Aku mau berseru-seru dengan nyaring kepada Allah, dengan nyaring kepada Allah, supaya Ia mendengarkan aku (Mazmur 77:2)
Walter Cizsek, seorang Kristen dari negara bekas Uni Soviet, dipenjara dan dianiaya oleh penguasa karena imannya kepada Kristus. Ia dipaksa untuk mengambil keputusan yang menggentarkan jiwa: bekerjasama atau hukuman mati.
Bekerjasama dengan pembohong dan pembunuh? Tidak akan pernah! Tetapi menghadapi kematian yang mengerikan, bagaimana mungkin ia sanggup menanggungnya?

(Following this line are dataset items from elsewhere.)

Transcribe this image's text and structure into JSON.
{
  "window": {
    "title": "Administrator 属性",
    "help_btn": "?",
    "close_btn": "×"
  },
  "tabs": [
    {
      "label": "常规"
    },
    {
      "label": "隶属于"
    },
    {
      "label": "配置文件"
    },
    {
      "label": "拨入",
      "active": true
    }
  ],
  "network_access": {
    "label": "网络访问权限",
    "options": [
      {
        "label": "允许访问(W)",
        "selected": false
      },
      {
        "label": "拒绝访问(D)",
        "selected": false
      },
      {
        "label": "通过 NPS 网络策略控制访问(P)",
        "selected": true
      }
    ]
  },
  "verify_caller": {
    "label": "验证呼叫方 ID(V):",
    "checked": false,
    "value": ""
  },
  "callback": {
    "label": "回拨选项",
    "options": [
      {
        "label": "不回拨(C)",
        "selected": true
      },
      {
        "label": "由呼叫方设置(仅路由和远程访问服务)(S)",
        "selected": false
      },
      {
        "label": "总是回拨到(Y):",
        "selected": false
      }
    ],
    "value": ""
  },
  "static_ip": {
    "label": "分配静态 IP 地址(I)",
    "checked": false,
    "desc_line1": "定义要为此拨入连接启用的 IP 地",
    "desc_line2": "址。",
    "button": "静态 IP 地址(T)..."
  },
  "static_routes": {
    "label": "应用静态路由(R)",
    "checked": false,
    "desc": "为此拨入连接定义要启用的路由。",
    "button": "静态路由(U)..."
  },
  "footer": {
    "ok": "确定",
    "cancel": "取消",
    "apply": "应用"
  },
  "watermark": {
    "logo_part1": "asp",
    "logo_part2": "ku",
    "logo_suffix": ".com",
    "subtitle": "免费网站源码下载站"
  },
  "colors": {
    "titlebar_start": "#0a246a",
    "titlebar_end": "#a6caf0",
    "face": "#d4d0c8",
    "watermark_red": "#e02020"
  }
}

Dalam keadaan nyaris kehilangan iman kepada Allah, Walter mulai berdoa dengan perasaan putus asa. Pada akhirnya ia mampu untuk menyerahkan diri sepenuhnya pada kehendak Bapa. Ia menulis bahwa kehendak Allah tidaklah “di luar sana” melainkan “di dalam situasi tempat saya berada. Dia menginginkan saya menerima situasi ini dari tanganNya, menyerahkan kendali dan menempatkan diri sepenuhnya dalam rencanaNya.” Walter mampu melakukan hal ini karena ia dikuatkan oleh kasih setia Tuhan,
Pernahkah Anda merasa ditinggal oleh Allah? Pernahkah Anda mengalami kondisi seperti pemazmur yang berteriak dalam keputusasaan, “Sudah lenyapkah untuk seterusnya kasih setiaNya, telah berakhirkah janji itu berlaku turun-temurun? (Mazmur 77:9). Kesusahan yang dialami sang pemazmur mereda tatkala ia mengingat dan merenungkan karya Allah yang ajaib dan menyadari bahwa ia sepenuhnya dipelihara oleh Allah (Mazmur 77:10-20).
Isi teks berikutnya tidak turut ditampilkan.